Hopefully audiences will be expecting something along the lines of "Evil Dead" mixed with its sequels when they go in, or they could leave disappointed. Unless you're scared by old women and supernatural mumbo jumbo, unless you're a superstitious person, "Drag Me to Hell" probably won't be giving you any nightmares. Then again, I'm not scared by anything really. Still, one can't help but feel that this sort of thing (if done seriously) doesn't belong in today's age of rationality and would work only in the 50's, or maybe even then would be too late to really pack a punch.
That's why this is, like the "Evil Dead" movies, a cartoon. It is one cartoony horror set-piece after the other, more often than not with an overt comedic edge, and always, always with its tongue firmly in cheek. The characters are well-realized enough for the movie to be endurable, and well-played too (Justin Long is perfect for the role regardless of how limited his range is and I can't imagine anyone but Lohman playing this particular role), but Raimi doesn't really care about them.

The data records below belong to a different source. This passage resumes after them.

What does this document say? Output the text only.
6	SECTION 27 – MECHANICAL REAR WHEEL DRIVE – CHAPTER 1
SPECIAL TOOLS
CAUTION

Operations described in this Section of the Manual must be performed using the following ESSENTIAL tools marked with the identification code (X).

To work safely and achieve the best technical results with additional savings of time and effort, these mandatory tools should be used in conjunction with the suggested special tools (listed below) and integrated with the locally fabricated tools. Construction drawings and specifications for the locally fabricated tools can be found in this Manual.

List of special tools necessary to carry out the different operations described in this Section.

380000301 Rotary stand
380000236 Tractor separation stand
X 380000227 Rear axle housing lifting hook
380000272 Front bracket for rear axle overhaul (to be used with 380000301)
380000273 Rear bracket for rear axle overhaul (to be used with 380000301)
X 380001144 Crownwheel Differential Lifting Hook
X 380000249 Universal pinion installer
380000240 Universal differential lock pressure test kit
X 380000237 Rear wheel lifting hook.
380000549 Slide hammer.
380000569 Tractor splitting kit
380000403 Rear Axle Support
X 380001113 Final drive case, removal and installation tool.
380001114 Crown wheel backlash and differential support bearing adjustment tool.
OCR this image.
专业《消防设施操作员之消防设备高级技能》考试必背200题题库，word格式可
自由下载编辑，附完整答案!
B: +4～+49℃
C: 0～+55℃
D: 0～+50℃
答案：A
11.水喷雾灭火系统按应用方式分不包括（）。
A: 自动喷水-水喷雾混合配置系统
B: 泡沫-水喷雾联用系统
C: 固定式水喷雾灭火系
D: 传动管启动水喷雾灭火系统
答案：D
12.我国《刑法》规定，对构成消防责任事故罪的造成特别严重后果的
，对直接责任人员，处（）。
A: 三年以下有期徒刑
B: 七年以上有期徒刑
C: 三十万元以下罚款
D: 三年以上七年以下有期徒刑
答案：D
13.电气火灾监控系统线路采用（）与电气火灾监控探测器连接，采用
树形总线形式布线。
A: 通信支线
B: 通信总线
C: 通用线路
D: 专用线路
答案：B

He cares more about piling on the pulp gross-outs, resorting here to all sorts of unsavory things (including embalming fluid gushing out of a corpse into Lohman's mouth, one of a multitude of things Raimi takes pleasure in introducing to that particular orifice of Lohman's body), but not much blood at all. It isn't needed either, the PG-13 rating may sound like a limitation but it's hard to imagine this movie with much more gore, although there are a few things that happen off-screen that I would have LOVED to see on-screen, but that might be because I'm a horribly sick person.
Utilizing an active, expressive camera akin to the sort of thing we saw in the "Evil Dead" movies, Raimi stages these ridiculous scenes with gusto and passion. This is not going to terrify many people, but it is absolutely terrific at being what it sets out to be- a live action EC comic. As long as you go in expecting that, you'll probably leave satisfied. I'd like to leave you with the wise words of AV Club critic Scott Tobias: "He wants viewers to jump out of their chairs, to laugh and scream and cheer, and to nudge each other over the transcendent ridiculousness of what they're witnessing. This is junk film-making at its finest."